The rest of the day, the Fabricants moved spastically through emotions and rooms. Eunice had always maintained that there was a hierarchy to grief: widow first, young grandchildren second. The children and older grandchildren who knew how to cope were last, expected to help with the planning and management of grief. It was a pecking order that Eunice, the Grande Dame of Grief Decorum, had developed assiduously over the years, promulgating it at every funeral she staged. This time—this one time—the hierarchy would focus on her.

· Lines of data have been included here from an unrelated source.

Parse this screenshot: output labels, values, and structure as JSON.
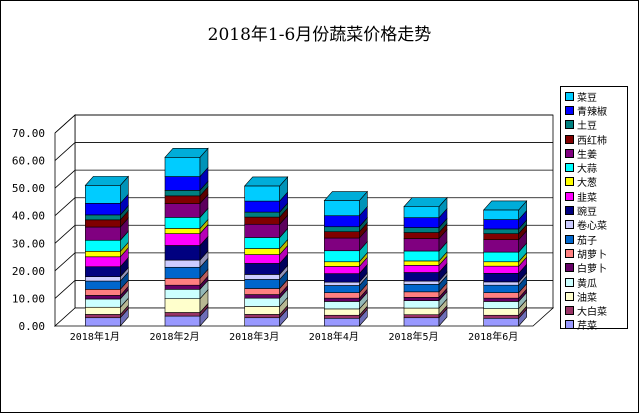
{
  "chart_data": {
    "type": "bar",
    "stacked": true,
    "three_d": true,
    "title": "2018年1-6月份蔬菜价格走势",
    "xlabel": "",
    "ylabel": "",
    "ylim": [
      0,
      70
    ],
    "yticks": [
      "0.00",
      "10.00",
      "20.00",
      "30.00",
      "40.00",
      "50.00",
      "60.00",
      "70.00"
    ],
    "grid": true,
    "legend_position": "right",
    "categories": [
      "2018年1月",
      "2018年2月",
      "2018年3月",
      "2018年4月",
      "2018年5月",
      "2018年6月"
    ],
    "series": [
      {
        "name": "芹菜",
        "color": "#9999FF",
        "values": [
          3.0,
          3.6,
          3.0,
          2.8,
          3.0,
          2.8
        ]
      },
      {
        "name": "大白菜",
        "color": "#993366",
        "values": [
          1.2,
          1.3,
          1.2,
          1.1,
          1.1,
          1.1
        ]
      },
      {
        "name": "油菜",
        "color": "#FFFFCC",
        "values": [
          2.6,
          5.0,
          2.9,
          2.3,
          2.4,
          2.4
        ]
      },
      {
        "name": "黄瓜",
        "color": "#CCFFFF",
        "values": [
          3.0,
          3.4,
          3.0,
          2.7,
          2.7,
          2.6
        ]
      },
      {
        "name": "白萝卜",
        "color": "#660066",
        "values": [
          1.3,
          1.5,
          1.3,
          1.2,
          1.2,
          1.2
        ]
      },
      {
        "name": "胡萝卜",
        "color": "#FF8080",
        "values": [
          2.2,
          2.5,
          2.2,
          2.0,
          2.0,
          2.0
        ]
      },
      {
        "name": "茄子",
        "color": "#0066CC",
        "values": [
          3.0,
          4.0,
          3.3,
          2.6,
          2.7,
          2.7
        ]
      },
      {
        "name": "卷心菜",
        "color": "#CCCCFF",
        "values": [
          1.6,
          2.6,
          1.8,
          1.2,
          1.2,
          1.2
        ]
      },
      {
        "name": "豌豆",
        "color": "#000080",
        "values": [
          3.6,
          5.3,
          4.0,
          3.1,
          3.1,
          3.1
        ]
      },
      {
        "name": "韭菜",
        "color": "#FF00FF",
        "values": [
          3.6,
          4.3,
          3.2,
          2.6,
          2.6,
          2.6
        ]
      },
      {
        "name": "大葱",
        "color": "#FFFF00",
        "values": [
          2.0,
          1.9,
          2.2,
          1.7,
          1.6,
          1.6
        ]
      },
      {
        "name": "大蒜",
        "color": "#00FFFF",
        "values": [
          4.0,
          4.0,
          4.0,
          4.0,
          3.6,
          3.5
        ]
      },
      {
        "name": "生姜",
        "color": "#800080",
        "values": [
          4.8,
          5.0,
          4.8,
          4.6,
          4.5,
          4.5
        ]
      },
      {
        "name": "西红柿",
        "color": "#800000",
        "values": [
          2.6,
          2.8,
          2.6,
          2.3,
          2.2,
          2.2
        ]
      },
      {
        "name": "土豆",
        "color": "#008080",
        "values": [
          1.8,
          2.0,
          1.8,
          1.8,
          1.8,
          1.7
        ]
      },
      {
        "name": "青辣椒",
        "color": "#0000FF",
        "values": [
          4.2,
          5.0,
          4.0,
          4.0,
          3.6,
          3.4
        ]
      },
      {
        "name": "菜豆",
        "color": "#00CCFF",
        "values": [
          6.5,
          7.0,
          5.5,
          5.5,
          4.0,
          3.5
        ]
      }
    ]
  }
}
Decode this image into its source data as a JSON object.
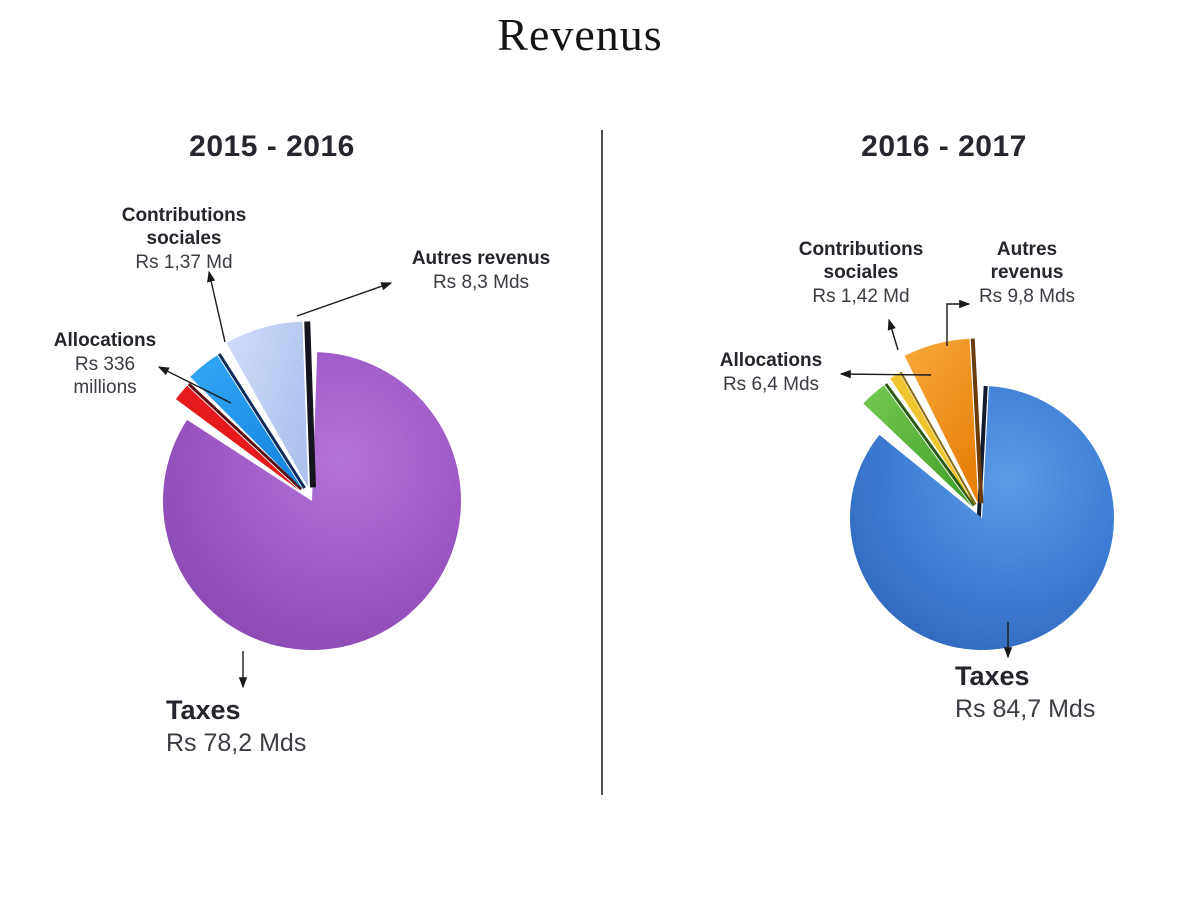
{
  "page": {
    "title": "Revenus",
    "background": "#ffffff"
  },
  "chart_data": [
    {
      "type": "pie",
      "period": "2015 - 2016",
      "currency": "Rs",
      "legend_position": "callouts",
      "slices": [
        {
          "name": "taxes",
          "label": "Taxes",
          "value_text": "Rs 78,2 Mds",
          "value_mds": 78.2,
          "color": "#9C57C2",
          "start_deg": 2,
          "end_deg": 303,
          "radius": 149,
          "explode": 0,
          "gradient": "gradPurple0",
          "edge": null,
          "edge_color": null,
          "edge_width": 0
        },
        {
          "name": "allocations",
          "label": "Allocations",
          "value_text": "Rs 336 millions",
          "value_mds": 0.336,
          "color": "#E51A1D",
          "start_deg": 306.5,
          "end_deg": 313,
          "radius": 154,
          "explode": 16,
          "gradient": null,
          "edge": "end",
          "edge_color": "#5a0a10",
          "edge_width": 3
        },
        {
          "name": "contributions-sociales",
          "label": "Contributions sociales",
          "value_text": "Rs 1,37 Md",
          "value_mds": 1.37,
          "color": "#2196F0",
          "start_deg": 315,
          "end_deg": 327.5,
          "radius": 159,
          "explode": 15,
          "gradient": "gradBlue0",
          "edge": "end",
          "edge_color": "#0d2c5e",
          "edge_width": 3
        },
        {
          "name": "autres-revenus",
          "label": "Autres revenus",
          "value_text": "Rs 8,3 Mds",
          "value_mds": 8.3,
          "color": "#BCCCF2",
          "start_deg": 330.5,
          "end_deg": 358,
          "radius": 166,
          "explode": 14,
          "gradient": "gradLightBlue0",
          "edge": "end",
          "edge_color": "#14141e",
          "edge_width": 6
        }
      ],
      "callouts": [
        {
          "name": "contributions-sociales",
          "title": "Contributions\nsociales",
          "value": "Rs 1,37 Md"
        },
        {
          "name": "autres-revenus",
          "title": "Autres revenus",
          "value": "Rs 8,3 Mds"
        },
        {
          "name": "allocations",
          "title": "Allocations",
          "value": "Rs 336\nmillions"
        },
        {
          "name": "taxes",
          "title": "Taxes",
          "value": "Rs 78,2 Mds"
        }
      ]
    },
    {
      "type": "pie",
      "period": "2016 - 2017",
      "currency": "Rs",
      "legend_position": "callouts",
      "slices": [
        {
          "name": "taxes",
          "label": "Taxes",
          "value_text": "Rs 84,7 Mds",
          "value_mds": 84.7,
          "color": "#3B7AD0",
          "start_deg": 3,
          "end_deg": 309,
          "radius": 132,
          "explode": 0,
          "gradient": "gradBlue1",
          "edge": "start",
          "edge_color": "#101b30",
          "edge_width": 4
        },
        {
          "name": "allocations",
          "label": "Allocations",
          "value_text": "Rs 6,4 Mds",
          "value_mds": 6.4,
          "color": "#4FAE33",
          "start_deg": 313.5,
          "end_deg": 324,
          "radius": 150,
          "explode": 15,
          "gradient": "gradGreen1",
          "edge": "end",
          "edge_color": "#2a5a12",
          "edge_width": 3
        },
        {
          "name": "contributions-sociales",
          "label": "Contributions sociales",
          "value_text": "Rs 1,42 Md",
          "value_mds": 1.42,
          "color": "#F0C62E",
          "start_deg": 326.5,
          "end_deg": 330.5,
          "radius": 152,
          "explode": 15,
          "gradient": null,
          "edge": "end",
          "edge_color": "#8a6a10",
          "edge_width": 2
        },
        {
          "name": "autres-revenus",
          "label": "Autres revenus",
          "value_text": "Rs 9,8 Mds",
          "value_mds": 9.8,
          "color": "#EF941C",
          "start_deg": 333.5,
          "end_deg": 357,
          "radius": 165,
          "explode": 15,
          "gradient": "gradOrange1",
          "edge": "end",
          "edge_color": "#6b3c0a",
          "edge_width": 4
        }
      ],
      "callouts": [
        {
          "name": "contributions-sociales",
          "title": "Contributions\nsociales",
          "value": "Rs 1,42 Md"
        },
        {
          "name": "autres-revenus",
          "title": "Autres\nrevenus",
          "value": "Rs 9,8 Mds"
        },
        {
          "name": "allocations",
          "title": "Allocations",
          "value": "Rs 6,4 Mds"
        },
        {
          "name": "taxes",
          "title": "Taxes",
          "value": "Rs 84,7 Mds"
        }
      ]
    }
  ]
}
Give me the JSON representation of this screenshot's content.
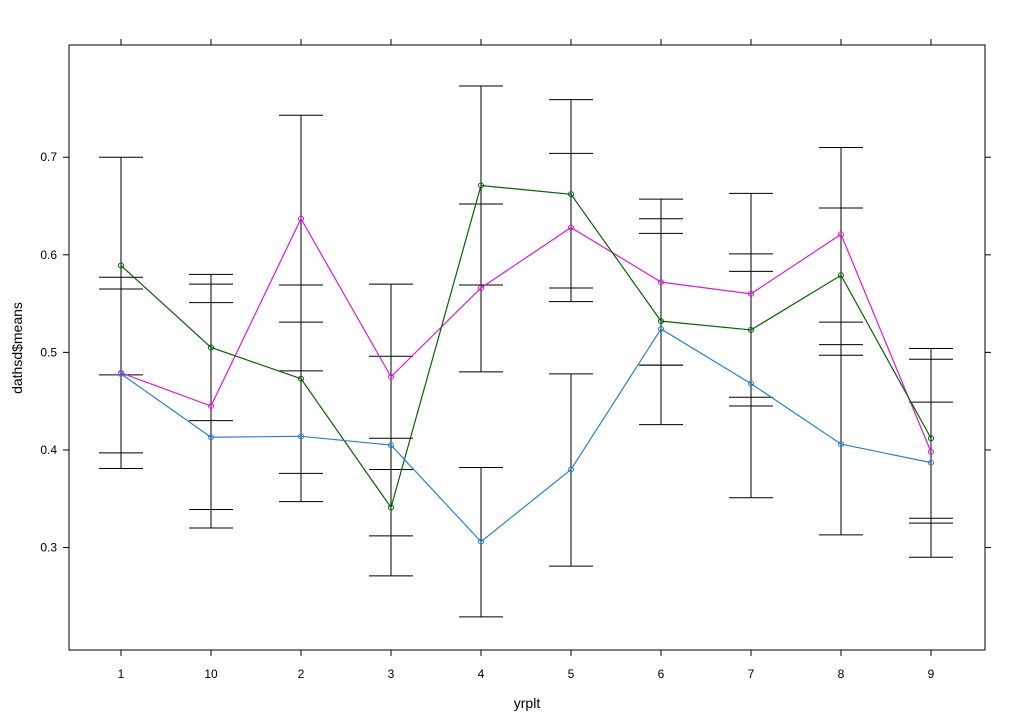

Cassandra, Howie, and Mary were prevailed upon to decide where things should go, which calls should be answered, and who else should be notified of events. The most emotional of the three, Cassandra was the least equipped for such work. But she didn’t want to disappoint her more stoic siblings, who were counting on her assistance. Between accepting hugs from near-strangers, she
answered questions, took the phone, and tried to keep her mind focused on minutiae. Her eye sockets buzzed like lightbulbs, her body flew through space, numb and indefatigable. She had the sense that nothing could kill a person in grief.